AB 1206 pits predictability and speed against site‑specific control and administrative burden: it speeds approvals and encourages reuse of compliant plans, but those gains depend on clear definitions, agency capacity to run the program, and mechanisms to manage plan currency, liability, and the verification of site conformance—trade‑offs that have no simple technical fix.

The bill simplifies permit pathways but leaves several implementation knots. The ministerial 30‑day timeline applies only to 'completed applications' for lots that match the plan’s assumptions, but the statute does not define who bears the burden of proving site conformance or exactly what information renders an application 'complete.' That creates potential disputes and could invite conservative completeness standards that undercut the bill’s speed goals.

The connection to the triennial California Building Standards Code cycle is practical—preapproved plans must be current with the code—but it also introduces timing risks: a plan preapproved early in a cycle might become out of date partway through a development pipeline.

Operational costs and liability questions are another tension.

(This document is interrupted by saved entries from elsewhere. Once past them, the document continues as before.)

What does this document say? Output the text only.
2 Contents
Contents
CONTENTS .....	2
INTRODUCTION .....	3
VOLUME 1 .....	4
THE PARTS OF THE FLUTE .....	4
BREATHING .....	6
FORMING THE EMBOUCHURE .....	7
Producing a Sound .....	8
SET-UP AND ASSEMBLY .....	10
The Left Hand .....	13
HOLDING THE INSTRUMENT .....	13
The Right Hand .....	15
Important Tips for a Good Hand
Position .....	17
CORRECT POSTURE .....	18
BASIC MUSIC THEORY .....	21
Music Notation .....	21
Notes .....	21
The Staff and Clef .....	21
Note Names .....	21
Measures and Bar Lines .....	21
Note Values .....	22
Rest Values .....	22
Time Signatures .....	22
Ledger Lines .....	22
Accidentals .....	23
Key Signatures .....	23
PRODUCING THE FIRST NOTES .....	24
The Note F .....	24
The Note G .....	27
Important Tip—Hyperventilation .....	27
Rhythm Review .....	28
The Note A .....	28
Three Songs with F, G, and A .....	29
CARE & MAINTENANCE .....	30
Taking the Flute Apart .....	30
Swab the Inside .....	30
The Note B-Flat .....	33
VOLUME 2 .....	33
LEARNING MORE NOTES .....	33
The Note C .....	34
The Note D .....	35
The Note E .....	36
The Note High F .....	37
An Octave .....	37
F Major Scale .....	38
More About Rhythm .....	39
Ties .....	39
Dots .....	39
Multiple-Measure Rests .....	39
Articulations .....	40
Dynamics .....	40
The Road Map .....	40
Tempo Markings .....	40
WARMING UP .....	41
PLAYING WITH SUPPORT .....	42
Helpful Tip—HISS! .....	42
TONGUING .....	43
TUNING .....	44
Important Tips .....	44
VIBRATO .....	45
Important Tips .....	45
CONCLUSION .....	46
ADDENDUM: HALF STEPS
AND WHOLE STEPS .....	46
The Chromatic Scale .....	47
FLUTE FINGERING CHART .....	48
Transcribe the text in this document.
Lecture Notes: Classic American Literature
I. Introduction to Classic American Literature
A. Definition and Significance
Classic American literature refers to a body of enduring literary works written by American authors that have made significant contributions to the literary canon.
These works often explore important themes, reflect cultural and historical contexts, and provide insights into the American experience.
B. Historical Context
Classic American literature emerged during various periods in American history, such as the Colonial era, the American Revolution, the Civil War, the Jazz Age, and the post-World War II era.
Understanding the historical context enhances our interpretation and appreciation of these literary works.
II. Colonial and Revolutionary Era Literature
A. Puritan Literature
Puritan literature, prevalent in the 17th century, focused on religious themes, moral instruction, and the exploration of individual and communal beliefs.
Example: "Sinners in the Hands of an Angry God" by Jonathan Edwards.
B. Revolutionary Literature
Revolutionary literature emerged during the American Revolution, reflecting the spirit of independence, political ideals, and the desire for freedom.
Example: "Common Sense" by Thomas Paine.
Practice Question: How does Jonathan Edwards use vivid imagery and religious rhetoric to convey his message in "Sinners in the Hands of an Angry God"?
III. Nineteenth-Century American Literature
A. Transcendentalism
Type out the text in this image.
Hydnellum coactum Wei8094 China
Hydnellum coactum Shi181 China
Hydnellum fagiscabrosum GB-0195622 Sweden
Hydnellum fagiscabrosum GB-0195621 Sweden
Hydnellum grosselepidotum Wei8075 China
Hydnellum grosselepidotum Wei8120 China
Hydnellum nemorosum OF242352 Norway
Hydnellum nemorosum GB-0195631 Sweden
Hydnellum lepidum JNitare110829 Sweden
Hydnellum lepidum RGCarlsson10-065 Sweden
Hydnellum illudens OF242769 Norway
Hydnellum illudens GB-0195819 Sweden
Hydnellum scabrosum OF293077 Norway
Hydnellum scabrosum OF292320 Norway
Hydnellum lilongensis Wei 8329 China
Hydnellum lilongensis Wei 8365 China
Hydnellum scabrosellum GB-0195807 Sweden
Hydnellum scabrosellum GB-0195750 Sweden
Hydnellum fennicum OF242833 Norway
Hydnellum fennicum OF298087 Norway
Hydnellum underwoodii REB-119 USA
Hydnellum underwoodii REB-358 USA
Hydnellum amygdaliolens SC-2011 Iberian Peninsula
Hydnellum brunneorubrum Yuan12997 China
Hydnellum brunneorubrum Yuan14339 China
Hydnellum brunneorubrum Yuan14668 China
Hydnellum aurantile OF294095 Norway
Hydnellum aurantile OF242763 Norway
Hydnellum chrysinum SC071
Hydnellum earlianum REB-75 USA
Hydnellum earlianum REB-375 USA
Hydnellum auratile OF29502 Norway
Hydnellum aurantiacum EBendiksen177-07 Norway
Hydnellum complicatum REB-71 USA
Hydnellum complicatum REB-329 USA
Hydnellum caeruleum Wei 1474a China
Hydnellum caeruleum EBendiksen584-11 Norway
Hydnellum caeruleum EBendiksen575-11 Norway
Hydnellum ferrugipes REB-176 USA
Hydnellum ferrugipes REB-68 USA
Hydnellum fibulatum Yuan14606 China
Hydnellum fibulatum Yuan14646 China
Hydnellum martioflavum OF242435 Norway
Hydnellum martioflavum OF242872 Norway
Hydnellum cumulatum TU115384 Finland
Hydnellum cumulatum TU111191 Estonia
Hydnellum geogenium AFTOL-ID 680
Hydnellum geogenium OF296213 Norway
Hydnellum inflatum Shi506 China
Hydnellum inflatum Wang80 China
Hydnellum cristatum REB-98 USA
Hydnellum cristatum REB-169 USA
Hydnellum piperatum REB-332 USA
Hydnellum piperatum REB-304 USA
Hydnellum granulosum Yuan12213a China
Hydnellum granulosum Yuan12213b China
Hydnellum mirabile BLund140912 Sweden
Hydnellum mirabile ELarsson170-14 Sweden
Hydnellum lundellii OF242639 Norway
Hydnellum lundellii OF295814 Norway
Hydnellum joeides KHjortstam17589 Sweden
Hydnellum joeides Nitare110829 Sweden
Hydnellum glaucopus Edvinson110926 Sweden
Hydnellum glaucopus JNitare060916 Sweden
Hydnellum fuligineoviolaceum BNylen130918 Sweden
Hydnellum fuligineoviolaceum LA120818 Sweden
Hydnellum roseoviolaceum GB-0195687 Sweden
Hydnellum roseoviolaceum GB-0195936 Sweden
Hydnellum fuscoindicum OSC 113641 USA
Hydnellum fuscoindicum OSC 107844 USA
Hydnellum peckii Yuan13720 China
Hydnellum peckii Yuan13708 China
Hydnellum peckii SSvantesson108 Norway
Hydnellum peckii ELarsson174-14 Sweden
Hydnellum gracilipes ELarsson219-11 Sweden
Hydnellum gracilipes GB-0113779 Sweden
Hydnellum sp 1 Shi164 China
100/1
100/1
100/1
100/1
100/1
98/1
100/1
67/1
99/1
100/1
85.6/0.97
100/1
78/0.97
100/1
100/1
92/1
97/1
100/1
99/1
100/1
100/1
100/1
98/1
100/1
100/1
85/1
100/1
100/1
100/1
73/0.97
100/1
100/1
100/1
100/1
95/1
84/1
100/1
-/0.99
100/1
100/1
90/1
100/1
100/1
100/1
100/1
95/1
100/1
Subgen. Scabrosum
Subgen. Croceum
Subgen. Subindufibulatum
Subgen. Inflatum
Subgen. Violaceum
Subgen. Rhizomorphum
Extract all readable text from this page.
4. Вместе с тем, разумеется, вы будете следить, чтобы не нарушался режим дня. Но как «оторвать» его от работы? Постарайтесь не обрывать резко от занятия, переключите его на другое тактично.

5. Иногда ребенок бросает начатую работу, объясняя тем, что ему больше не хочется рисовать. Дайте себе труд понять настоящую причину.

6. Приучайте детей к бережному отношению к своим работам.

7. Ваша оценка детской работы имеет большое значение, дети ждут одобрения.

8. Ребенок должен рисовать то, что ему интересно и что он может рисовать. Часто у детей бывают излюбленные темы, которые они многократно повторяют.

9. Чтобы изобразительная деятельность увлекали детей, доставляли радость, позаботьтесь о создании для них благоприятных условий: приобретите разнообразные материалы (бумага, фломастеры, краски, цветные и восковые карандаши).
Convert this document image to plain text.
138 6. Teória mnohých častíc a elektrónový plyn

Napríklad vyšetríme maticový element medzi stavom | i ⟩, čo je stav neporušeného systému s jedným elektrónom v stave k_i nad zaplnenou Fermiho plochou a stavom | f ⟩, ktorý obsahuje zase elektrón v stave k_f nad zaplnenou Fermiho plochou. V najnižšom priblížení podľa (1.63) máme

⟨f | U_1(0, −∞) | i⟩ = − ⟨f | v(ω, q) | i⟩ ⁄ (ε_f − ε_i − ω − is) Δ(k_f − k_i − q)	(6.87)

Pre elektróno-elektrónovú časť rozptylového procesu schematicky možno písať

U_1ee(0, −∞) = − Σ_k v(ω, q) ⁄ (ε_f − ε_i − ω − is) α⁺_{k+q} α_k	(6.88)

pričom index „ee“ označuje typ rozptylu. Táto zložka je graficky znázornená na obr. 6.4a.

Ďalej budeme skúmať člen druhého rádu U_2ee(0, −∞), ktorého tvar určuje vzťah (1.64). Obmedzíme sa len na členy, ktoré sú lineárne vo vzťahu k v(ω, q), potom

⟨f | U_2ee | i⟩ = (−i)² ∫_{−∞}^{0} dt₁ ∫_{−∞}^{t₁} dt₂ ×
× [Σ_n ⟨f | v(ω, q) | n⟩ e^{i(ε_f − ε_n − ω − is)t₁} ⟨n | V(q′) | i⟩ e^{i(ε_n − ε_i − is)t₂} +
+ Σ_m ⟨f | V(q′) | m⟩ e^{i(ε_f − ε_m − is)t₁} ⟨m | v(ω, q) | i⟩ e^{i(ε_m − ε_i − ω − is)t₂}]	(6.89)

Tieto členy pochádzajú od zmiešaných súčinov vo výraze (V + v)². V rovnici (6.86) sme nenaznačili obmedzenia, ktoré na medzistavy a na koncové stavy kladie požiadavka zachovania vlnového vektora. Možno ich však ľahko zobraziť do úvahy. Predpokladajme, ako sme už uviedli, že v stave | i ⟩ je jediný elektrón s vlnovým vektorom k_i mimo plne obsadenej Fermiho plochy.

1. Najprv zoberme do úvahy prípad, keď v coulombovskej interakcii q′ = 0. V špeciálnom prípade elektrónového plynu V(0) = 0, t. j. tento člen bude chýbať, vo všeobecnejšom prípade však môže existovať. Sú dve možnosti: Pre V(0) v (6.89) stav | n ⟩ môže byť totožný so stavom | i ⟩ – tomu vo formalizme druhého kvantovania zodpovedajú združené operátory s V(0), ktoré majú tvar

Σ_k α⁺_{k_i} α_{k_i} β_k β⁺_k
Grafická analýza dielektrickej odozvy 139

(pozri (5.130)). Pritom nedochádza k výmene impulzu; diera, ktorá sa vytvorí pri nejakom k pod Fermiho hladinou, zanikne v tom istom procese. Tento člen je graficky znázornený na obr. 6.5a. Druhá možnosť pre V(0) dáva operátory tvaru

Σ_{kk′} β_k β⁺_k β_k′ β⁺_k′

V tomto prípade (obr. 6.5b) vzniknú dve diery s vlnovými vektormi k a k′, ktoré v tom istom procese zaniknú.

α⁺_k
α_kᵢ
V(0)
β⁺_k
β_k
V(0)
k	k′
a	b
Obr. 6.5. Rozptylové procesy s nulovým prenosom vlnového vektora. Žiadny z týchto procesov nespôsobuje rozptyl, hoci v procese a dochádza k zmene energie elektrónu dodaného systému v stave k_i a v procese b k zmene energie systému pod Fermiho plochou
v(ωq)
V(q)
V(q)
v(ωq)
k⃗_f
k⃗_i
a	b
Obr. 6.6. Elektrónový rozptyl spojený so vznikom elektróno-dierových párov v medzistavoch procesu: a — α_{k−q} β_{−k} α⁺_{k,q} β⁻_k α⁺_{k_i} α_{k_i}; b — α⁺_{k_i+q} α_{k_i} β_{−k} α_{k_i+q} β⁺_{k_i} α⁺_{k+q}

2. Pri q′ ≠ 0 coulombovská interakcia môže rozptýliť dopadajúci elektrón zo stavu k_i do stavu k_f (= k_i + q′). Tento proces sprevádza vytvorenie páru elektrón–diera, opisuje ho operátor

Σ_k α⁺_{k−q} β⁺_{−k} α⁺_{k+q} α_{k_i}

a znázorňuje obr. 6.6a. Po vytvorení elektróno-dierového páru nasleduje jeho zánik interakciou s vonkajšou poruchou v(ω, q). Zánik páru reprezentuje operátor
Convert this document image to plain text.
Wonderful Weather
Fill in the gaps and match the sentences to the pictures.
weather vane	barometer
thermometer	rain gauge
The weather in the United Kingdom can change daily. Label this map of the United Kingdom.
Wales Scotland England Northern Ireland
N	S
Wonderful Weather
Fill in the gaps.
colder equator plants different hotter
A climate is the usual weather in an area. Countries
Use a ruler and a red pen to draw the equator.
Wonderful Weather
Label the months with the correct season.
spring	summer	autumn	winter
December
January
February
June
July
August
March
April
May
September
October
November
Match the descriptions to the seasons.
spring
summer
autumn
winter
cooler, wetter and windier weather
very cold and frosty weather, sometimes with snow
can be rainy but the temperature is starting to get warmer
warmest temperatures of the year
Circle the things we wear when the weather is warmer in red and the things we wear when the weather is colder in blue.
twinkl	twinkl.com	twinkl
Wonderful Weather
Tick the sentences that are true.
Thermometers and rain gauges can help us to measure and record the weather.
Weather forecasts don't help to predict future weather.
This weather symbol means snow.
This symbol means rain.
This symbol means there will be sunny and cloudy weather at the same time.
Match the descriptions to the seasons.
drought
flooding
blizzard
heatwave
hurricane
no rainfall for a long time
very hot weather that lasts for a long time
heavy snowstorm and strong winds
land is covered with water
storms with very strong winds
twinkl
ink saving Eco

Agencies may charge existing permit fees for preapproval review, but those fees may not cover the incremental costs of hosting, verifying, and responding to public inquiries or takedown requests.

Publishing applicants’ contact information reduces friction for reuse but raises accuracy and privacy issues the statute disclaims responsibility for; that shifts risk to plan authors and users. Finally, restricting multifamily to 2–10 units and excluding master‑planned projects narrows the program’s scope, which may limit its impact on larger multifamily production unless local agencies voluntarily expand acceptable zoning districts or densities.